Judge Sotolongo’s decision relied on the NLRB’s decisions in D. R. Horton, 357 NLRB 2277 (2012), enf. denied in relevant part 737 F.3d 344 (5th Cir. 3013), and Murphy Oil USA, Inc., 361 NLRB No. 72 (2014), enf. denied in part 808 F.3d 1013 (5th Cir. 2015), both of which held that enforcement of individual arbitration on employees seeking class labor law claims was illegal. See slip op. at 6-7. Unlike D.R. Horton and Murphy Oil, however, the mandatory arbitration agreement in Cedars-Sinai does not explicitly preclude employees from initiating or seeking class or collective action status in arbitration or in other forums; it is silent on the issue. Because of this, Judge Sotolongo held that the applicable standard here was an objective one—that is, whether employees could reasonably interpret the language of the agreement to act as a barrier to filing charges with the Board, among other criteria, such as whether the rule was issued in response to union activity (it was not). The court concluded that employees could reasonably interpret Cedars-Sinai’s agreement to bar class or collective actions. Slip op. at 6-8. Because of the sweeping language stating workers were required to submit to arbitration “all statutory, contractual and/or common law claims,” the judge gave little weight to the exceptions listed in the arbitration agreement, such as the exclusion of claims “preempted by federal labor laws,” finding it “too vague” for a worker with no legal training to understand its consequences. Id. at 6-7. However, D.R. Horton and Murphy Oil did apply where the hospital tried to enforce the arbitration agreement by filing the declaratory state court action to compel the employee into individually arbitrating her employment-related claims. This restricts employee rights under section 7 of the National Labor Relations Act to pursue concerted or collective action, and thus Cedars-Sinai was in violation.
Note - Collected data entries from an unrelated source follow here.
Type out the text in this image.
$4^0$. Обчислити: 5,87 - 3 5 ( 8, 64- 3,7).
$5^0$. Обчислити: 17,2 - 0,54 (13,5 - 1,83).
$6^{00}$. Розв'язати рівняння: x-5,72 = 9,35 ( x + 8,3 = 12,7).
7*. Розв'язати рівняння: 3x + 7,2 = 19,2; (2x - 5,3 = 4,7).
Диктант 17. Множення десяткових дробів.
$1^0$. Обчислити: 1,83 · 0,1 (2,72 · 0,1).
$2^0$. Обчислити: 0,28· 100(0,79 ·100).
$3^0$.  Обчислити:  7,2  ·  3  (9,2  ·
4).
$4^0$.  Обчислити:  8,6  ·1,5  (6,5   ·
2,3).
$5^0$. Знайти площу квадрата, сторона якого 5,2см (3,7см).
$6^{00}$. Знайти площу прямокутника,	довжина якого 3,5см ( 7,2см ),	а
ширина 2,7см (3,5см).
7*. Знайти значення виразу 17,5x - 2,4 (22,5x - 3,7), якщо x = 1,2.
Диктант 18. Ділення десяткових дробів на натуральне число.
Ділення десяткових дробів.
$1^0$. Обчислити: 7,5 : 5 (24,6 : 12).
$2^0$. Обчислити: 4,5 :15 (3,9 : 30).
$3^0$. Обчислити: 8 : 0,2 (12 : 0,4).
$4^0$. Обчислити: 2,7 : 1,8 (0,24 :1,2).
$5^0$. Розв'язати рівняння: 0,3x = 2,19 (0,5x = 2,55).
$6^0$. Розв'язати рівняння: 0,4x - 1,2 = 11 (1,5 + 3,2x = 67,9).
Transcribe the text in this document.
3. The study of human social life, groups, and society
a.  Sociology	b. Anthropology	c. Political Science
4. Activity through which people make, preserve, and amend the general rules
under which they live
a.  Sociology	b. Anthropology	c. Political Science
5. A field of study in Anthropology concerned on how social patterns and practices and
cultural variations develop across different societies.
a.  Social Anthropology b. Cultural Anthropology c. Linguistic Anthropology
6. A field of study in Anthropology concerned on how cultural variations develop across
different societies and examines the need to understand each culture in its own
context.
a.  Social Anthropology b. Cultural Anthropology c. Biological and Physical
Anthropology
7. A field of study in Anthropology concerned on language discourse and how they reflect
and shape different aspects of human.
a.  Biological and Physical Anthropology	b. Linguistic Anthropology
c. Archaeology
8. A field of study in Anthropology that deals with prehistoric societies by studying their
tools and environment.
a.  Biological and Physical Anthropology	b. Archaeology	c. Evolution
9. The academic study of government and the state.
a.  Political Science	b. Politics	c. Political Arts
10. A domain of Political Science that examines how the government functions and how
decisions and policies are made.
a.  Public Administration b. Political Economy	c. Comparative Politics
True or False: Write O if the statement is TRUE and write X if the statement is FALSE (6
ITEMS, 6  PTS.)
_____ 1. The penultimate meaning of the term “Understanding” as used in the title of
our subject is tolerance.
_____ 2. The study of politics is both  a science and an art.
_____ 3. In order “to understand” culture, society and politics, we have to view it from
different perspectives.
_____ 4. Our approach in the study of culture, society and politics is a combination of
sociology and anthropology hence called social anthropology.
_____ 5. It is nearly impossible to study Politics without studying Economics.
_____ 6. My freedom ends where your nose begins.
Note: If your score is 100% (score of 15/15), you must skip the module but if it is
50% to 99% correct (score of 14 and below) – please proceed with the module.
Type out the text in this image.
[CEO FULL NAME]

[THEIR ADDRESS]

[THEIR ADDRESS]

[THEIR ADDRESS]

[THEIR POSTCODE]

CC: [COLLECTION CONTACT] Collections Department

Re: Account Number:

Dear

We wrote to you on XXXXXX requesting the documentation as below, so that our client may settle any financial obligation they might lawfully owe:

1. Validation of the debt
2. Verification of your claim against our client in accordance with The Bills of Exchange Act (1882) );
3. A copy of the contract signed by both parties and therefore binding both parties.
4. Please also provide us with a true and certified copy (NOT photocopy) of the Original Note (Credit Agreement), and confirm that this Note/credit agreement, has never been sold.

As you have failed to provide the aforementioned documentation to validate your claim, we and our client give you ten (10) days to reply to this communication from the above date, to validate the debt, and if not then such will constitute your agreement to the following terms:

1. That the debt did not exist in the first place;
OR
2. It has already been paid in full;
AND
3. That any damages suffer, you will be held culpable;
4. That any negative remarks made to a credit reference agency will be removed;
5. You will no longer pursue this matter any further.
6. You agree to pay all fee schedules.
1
Although the Fifth Circuit has rejected the NLRB’s views on both D. R. Horton and Murphy Oil, Judge Sotolongo wrote that he was “compelled to follow the Board’s decisions unless the Supreme Court overrules the Board.” Slip op. at 9. Thus, he ordered Cedars-Sinai to “rescind [or revise] the mandatory and binding arbitration agreements in all of its forms,” provide employees with notice of such changes, notify the state court of the revision and rescission of the arbitration agreement (upon which Cedars-Sinai had based its claim to compel individual arbitration), and to inform the state court that it no longer opposes the lawsuit on the basis of that arbitration agreement. Id. at 11. Any revision, the judge stated, should clarify that such an agreement does not restrict employees from pursuing wage-and-hour actions or other employment-related actions on a class or collective basis in any forum, and specifically does not prevent employees from filing charges with the NLRB. Id. at 10. Cedars-Sinai was also required to reimburse the employee for reasonable attorneys’ fees and expenses, with interest. Id. at 12.